Bill situates this museum in a long tradition of public commemoration:
From the Parthenon to Trafalgar Square, from the bronze Andrew Jackson of New Orleans to the gilded General Sherman of New York, from Arthurian legend to Serbian epic, history geared for a whole people usually celebrates founding moments, famous victories, hair’s-breadth escapes, tragic losses. It does not always promote fascism. It does tend, almost by definition, to rally nationalism. Thought and nuanced feeling get stifled by a thrill.It’s notable that four of the six monumental examples in that opening are from societies or struggles that we associate with the rise of democratic republic: ancient Athens, the defeat of Napoleon, Andrew Jackson, William T. Sherman as liberator. There are, as Hogeland notes, many more monuments for dictators and monarchs, and dictatorial systems.
In a real democratic republic, where the whole people is supposed to be required to think, a different kind of public history is needed—lively and accessible, yet able to inspire without falsifying and to encourage consideration along with awe.
Those narratives encapsulate for the general public what scholars know as a “consensus” reading of American history (though many reject the category as simplistic). The term has various meanings and shadings, but refers generally, as its name suggests, to shared American values, transcending political divides and social conflicts and making us, for all our differences, one nation. Breathlessness about the Constitution is a fairly crude manifestation of the consensus approach, which involves more than simple admiration. It has been supported by many of our more sophisticated historians, who argue that the Constitution put into legal operation essentially American commitments and attitudes, which, despite flaws and setbacks, tend to endow more and more people with freedom and equality.Indeed. Nor is a presidential campaign the right enterprise to open up a debate on those questions. That would be like an N.F.L. team asking whether participatory or spectator sports are better for society, and starting that debate during a game.
Consensus history thus gives intellectual underpinning to an American liberalism that many self-described conservatives espouse as well. No serious presidential candidate, whatever he plans to do in office, questions the historical consensus, which is ultimately positive, ready-made for the sound bite, and by definition widely accepted.

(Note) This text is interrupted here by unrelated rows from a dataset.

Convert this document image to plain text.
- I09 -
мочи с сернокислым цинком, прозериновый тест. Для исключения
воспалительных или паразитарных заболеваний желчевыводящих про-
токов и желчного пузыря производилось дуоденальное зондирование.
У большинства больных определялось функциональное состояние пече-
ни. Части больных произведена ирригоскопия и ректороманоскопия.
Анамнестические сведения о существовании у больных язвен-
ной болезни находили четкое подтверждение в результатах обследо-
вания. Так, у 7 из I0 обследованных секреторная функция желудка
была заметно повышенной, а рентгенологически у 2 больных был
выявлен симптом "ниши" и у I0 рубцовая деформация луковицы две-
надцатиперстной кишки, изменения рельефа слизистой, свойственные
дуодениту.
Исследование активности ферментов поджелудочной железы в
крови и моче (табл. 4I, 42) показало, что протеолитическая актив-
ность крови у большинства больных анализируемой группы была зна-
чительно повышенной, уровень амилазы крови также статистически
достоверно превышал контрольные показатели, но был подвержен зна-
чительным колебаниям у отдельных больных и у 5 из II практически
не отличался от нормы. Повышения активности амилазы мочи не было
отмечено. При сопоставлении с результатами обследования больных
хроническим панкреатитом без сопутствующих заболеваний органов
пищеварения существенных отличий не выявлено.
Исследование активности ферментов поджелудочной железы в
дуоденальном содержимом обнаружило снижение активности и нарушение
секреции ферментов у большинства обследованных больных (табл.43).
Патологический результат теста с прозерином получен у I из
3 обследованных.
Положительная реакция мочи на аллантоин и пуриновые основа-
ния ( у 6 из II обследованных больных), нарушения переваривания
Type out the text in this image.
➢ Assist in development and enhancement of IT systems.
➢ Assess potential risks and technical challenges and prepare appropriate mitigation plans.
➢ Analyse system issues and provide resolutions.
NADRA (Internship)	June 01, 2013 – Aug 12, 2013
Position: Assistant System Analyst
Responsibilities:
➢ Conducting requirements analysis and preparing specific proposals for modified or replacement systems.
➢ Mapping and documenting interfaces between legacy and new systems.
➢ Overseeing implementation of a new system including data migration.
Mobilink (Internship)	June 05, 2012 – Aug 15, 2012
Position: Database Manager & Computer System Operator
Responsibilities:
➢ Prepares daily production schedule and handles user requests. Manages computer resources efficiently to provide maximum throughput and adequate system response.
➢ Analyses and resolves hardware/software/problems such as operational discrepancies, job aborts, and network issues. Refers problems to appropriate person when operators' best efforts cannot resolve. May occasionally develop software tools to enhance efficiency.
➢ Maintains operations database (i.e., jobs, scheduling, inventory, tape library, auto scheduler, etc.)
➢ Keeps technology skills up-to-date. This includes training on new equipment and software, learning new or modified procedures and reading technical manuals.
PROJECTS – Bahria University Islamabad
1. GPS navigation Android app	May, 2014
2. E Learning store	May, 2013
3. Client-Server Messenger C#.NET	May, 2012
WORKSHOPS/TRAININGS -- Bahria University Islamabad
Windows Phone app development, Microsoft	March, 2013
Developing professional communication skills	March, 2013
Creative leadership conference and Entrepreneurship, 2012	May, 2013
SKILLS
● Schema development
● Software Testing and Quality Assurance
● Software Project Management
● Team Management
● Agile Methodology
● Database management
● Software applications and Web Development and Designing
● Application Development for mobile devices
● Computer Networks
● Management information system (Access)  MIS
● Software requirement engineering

You wouldn’t know it by listening to campaign speeches or by visiting the Constitution Center, but there is no agreement about consensus history or the democratic purpose of the Constitution. A hundred-year war rages in history circles over what was really going on at the founding when it comes to equality, liberty, and law, and how those relationships affected the writing and ratification of the Constitution we live by every day.I think it’s worth noting that museum exhibits in any field are rarely venues for such deep debates. Even when presenting conflicts and uncomfortable truths, they are by their nature the production of many minds trying to communicate to a broad range of visitors. The very nature of a public institution might require the result to reflect consensus thinking.
Bill reports that his Boston Review essays on “political agendas in public history” will become Inventing American History, to be published by M.I.T. Press in April ’09.
2 comments:
As a long-time museum person, I think this is a perfect illustration of the role that can be played by brochures and booklets in museum. (Yes, this is an official, pedantic, museum-nerd comment.) The big visuals are what people like, are drawn to, and remember. But every gallery ought to have an unobtrusive rack on the wall where you can pick up a (free) two- or five- or ten-page leaflet that takes you deeper into the subject in an academic sense, with citations to professional work. When people go home, those are the things they should carry with them, along with their memories of the dramatic displays.
Thank you very much for drawing my attention to this article. Much food for thought in the related issue of presenting history to children in museums, classrooms, and books.